Não quero falhar dois dias seguidos, mas corro esse risco, se não conseguir publicar antes da (minha) meia-noite. Anteontem adormeci três vezes enquanto escrevia e ontem adormeci antes de começar. Hoje vem-me à memória uma canção do Rui Veloso que diz «Hoje eu não me recomendo». Hoje.
Almoço invariavelmente às duas, já com oito horas de trabalho somadas. Descanso uma hora e, ao longo da tarde, vou parando para um chá e um olho à Internet. Às sete ou oito, se tiver a roupa em dia, posso ir dormir. Hoje não. Concluo que o trabalho intelectual cansa mais do que este, mas este cansa muito, sobretudo porque não estou à vontade para fazer as coisas na ordem que me dá jeito. A regra inviolável nos meus afazeres diários é tentar não ser vista, ou ser vista o menos possível pelo armador e a mulher. Passo o dia a olhar para a CCTV entre vincos e nódoas acabadas de tirar para saber se já posso aspirar o salão, ou arrumar os brinquedos do menino de dois anos que parecem crescer em número e tamanho de dia para dia, ou guardar no armário da sala de jantar os guardanapos que acabei de engomar, ou fazer a cama dos "patrões" e limpar-lhes a retrete e o bidé (tenho inveja do bidé do camarote principal, é o único no barco e, suspeito, em Antígua).

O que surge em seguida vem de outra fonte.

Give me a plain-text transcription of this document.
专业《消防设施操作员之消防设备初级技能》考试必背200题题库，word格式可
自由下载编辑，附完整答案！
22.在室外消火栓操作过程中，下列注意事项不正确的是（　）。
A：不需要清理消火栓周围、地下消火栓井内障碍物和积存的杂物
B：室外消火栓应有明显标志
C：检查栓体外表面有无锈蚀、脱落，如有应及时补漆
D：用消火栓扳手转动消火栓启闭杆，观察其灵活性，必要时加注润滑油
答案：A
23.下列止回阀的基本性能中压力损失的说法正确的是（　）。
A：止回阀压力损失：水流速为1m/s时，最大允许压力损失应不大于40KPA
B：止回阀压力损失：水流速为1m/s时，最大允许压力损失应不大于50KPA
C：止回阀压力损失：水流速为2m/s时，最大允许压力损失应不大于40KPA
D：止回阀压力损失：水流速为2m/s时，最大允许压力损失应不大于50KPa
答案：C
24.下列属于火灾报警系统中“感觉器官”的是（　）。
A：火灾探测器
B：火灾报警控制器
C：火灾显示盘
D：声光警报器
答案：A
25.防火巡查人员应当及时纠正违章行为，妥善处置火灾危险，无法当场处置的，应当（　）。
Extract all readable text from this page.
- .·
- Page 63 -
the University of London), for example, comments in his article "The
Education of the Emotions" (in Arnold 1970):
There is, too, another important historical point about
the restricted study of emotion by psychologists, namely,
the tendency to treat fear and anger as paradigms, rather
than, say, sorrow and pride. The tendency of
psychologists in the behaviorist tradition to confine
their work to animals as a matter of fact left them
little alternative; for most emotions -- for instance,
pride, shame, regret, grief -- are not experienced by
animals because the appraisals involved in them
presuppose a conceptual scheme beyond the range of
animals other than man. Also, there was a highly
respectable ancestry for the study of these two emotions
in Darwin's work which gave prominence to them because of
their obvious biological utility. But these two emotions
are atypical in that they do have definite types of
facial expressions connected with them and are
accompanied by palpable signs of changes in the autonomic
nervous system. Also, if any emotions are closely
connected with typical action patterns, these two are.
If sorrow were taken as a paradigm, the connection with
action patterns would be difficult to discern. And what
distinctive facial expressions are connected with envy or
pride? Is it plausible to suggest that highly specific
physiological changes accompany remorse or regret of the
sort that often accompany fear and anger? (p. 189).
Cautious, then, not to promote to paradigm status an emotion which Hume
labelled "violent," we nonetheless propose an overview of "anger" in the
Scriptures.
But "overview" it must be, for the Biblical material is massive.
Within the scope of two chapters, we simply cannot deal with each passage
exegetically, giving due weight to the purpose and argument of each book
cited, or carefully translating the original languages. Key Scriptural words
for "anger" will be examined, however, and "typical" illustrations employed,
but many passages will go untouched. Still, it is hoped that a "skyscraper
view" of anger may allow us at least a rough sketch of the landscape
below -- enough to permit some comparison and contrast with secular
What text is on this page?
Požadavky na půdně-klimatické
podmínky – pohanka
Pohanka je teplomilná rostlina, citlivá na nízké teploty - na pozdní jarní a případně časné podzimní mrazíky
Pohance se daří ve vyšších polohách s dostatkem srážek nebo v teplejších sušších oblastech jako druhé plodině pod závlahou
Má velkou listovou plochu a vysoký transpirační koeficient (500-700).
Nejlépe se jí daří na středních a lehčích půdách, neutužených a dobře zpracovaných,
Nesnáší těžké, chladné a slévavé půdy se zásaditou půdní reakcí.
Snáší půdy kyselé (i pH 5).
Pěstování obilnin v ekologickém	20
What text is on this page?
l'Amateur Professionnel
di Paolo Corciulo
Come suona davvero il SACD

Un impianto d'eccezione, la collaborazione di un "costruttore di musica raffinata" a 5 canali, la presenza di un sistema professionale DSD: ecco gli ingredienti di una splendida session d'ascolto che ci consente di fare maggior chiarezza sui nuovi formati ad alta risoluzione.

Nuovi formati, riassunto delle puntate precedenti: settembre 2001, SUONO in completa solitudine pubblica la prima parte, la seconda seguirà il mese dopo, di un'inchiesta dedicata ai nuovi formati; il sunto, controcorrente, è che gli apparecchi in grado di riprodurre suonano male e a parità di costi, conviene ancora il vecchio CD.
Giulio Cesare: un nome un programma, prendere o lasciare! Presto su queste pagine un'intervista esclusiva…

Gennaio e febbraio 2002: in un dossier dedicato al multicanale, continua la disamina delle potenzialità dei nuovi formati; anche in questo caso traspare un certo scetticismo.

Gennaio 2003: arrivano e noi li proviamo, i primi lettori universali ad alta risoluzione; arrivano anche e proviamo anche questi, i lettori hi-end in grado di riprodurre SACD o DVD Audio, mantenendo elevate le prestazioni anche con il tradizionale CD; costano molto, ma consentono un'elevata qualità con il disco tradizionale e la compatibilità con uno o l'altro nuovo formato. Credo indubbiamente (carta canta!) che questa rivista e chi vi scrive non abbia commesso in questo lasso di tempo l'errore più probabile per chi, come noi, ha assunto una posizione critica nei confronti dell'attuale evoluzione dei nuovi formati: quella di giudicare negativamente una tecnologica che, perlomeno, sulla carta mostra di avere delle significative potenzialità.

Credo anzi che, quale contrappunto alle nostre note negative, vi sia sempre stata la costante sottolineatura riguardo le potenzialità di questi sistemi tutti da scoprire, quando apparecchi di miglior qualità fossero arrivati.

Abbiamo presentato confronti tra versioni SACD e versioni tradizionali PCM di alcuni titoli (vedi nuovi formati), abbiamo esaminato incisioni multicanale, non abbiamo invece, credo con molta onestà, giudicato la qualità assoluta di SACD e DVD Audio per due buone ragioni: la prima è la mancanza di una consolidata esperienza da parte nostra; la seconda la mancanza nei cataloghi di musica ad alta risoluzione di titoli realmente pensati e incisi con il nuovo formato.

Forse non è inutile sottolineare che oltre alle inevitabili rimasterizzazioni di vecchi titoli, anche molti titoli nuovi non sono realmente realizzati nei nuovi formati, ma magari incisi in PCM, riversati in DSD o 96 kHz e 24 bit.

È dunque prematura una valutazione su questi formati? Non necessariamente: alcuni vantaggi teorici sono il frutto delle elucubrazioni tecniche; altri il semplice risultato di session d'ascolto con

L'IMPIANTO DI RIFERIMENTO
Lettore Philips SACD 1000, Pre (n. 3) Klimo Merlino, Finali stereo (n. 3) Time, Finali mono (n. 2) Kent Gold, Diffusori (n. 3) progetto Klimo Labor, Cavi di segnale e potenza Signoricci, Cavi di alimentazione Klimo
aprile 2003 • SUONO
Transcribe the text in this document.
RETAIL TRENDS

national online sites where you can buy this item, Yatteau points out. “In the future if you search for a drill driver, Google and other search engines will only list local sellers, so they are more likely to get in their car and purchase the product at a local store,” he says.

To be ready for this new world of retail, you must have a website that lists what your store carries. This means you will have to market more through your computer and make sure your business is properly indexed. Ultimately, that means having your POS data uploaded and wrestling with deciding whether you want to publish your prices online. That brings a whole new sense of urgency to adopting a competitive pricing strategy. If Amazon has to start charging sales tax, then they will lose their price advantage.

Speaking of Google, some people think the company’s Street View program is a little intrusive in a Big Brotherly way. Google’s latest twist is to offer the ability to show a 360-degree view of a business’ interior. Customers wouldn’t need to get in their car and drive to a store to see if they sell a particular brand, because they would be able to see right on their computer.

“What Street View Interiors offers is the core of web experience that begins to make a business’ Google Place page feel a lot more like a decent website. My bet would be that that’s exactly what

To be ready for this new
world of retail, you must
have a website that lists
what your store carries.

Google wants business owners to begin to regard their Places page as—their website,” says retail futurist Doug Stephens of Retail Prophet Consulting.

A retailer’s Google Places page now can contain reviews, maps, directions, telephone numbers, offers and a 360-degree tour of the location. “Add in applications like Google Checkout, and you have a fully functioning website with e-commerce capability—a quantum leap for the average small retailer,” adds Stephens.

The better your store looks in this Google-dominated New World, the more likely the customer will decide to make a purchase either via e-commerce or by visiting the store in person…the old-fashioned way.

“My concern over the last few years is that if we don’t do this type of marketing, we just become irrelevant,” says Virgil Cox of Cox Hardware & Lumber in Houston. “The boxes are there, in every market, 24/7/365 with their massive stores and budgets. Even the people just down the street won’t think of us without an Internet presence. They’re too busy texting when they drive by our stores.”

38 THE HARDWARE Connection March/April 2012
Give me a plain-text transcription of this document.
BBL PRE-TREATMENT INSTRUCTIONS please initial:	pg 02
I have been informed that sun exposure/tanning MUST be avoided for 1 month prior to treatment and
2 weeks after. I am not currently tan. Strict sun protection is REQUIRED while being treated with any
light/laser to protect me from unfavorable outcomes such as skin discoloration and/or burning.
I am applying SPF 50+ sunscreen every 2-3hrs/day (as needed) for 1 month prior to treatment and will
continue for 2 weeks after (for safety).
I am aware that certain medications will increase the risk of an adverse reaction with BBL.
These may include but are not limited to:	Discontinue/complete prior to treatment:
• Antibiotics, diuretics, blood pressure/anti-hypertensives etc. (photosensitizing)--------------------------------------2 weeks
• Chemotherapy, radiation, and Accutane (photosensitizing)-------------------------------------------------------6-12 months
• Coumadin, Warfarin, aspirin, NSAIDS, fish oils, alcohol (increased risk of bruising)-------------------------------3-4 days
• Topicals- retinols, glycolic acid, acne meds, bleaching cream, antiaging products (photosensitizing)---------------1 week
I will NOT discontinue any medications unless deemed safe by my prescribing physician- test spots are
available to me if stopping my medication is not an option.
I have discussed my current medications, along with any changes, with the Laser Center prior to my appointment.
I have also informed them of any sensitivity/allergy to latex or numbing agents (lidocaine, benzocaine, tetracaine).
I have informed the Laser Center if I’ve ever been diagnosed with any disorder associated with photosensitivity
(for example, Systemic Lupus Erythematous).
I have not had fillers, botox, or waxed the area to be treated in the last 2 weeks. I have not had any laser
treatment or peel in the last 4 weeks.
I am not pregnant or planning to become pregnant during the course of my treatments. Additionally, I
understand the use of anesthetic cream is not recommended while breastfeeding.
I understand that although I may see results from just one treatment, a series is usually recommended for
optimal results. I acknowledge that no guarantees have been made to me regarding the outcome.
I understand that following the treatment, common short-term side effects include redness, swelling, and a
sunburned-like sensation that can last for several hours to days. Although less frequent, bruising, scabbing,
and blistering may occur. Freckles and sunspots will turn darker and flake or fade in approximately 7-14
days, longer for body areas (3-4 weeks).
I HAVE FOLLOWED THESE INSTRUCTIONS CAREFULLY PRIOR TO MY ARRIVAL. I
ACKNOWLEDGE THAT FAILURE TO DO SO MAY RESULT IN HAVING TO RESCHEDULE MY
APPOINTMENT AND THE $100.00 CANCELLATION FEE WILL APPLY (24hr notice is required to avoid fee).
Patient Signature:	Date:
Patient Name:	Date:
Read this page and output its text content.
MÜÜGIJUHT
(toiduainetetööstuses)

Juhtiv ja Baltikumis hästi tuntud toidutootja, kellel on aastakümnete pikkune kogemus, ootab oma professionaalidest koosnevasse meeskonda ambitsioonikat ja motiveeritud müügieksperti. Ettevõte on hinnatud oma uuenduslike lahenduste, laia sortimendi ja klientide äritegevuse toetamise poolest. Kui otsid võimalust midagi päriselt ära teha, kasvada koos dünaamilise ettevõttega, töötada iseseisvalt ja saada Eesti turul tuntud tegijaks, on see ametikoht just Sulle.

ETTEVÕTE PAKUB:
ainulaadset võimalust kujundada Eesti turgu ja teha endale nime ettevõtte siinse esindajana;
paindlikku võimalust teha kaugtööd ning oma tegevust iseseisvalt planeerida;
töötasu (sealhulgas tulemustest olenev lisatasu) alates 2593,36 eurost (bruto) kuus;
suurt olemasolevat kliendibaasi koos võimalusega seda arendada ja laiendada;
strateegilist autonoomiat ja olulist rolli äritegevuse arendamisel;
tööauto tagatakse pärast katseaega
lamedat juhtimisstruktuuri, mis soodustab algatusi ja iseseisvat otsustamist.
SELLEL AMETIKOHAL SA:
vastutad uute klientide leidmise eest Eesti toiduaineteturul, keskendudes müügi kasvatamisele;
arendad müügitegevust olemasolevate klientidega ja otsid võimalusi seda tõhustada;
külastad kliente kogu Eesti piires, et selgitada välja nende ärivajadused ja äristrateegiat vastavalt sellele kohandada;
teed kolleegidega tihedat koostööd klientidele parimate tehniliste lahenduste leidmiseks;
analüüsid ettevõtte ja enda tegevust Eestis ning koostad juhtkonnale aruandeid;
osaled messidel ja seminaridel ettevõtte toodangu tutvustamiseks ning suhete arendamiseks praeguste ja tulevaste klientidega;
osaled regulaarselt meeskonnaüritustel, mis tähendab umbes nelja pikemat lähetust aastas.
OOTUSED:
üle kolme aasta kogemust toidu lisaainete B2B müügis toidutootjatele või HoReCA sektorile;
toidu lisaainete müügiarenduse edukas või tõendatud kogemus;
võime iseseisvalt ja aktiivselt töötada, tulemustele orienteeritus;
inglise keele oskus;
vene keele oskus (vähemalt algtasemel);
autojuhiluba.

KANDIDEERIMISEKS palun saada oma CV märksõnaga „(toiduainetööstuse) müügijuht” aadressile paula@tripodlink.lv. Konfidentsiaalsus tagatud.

Acho que tens razão: pelo menos enquanto não estivermos um com o outro podemos dirigir-nos algumas palavras em público, sem, no entanto, tornar isto numa declaração de amor -- como se não fosses tu o responsável pela felicidade que tenho conhecido, apesar das circunstâncias tão particulares que muitas vezes me dão vontade de te mandar à fava*. (Conhecer é a palavra certa para alguma coisa que se experimenta pela primeira vez.) Ainda assim, é uma injustiça responsabilizar-te por esta felicidade porque a) tu não és a pessoa que conheço que mais delira com responsabilidades; b) falo como se não tivesse tido tanta gente a tentar fazer-me feliz, e eu a recusar, como um miúdo envergonhado a fazer cerimónia quando lhe oferecem mais bolo. Já o disse noutro lugar: a tristeza vicia mais do que a felicidade. Talvez se eu estivesse em terra com as S. a beber copos e a dizer disparates, no Rasta Shack a ouvir a banda do B. ou a dormir uma sesta contigo no Reef Gardens a tristeza não me batesse à porta com esta violência.
É quase meia-noite e eu só quero saber se um dia vamos deitar-nos num convés e ver como o luar ilumina este chão de água e sal, e se uma noite nossa vai ser tão bonita quanto esta minha, e se nessa noite eu vou ter coragem, força, inteligência para não te dizer nada, nem sequer «amo-te», e partilhar contigo o silêncio do casco a cortar o chão, e o silêncio a entrar-nos pelas bocas adentro como se fosse ar, como se fosse vento.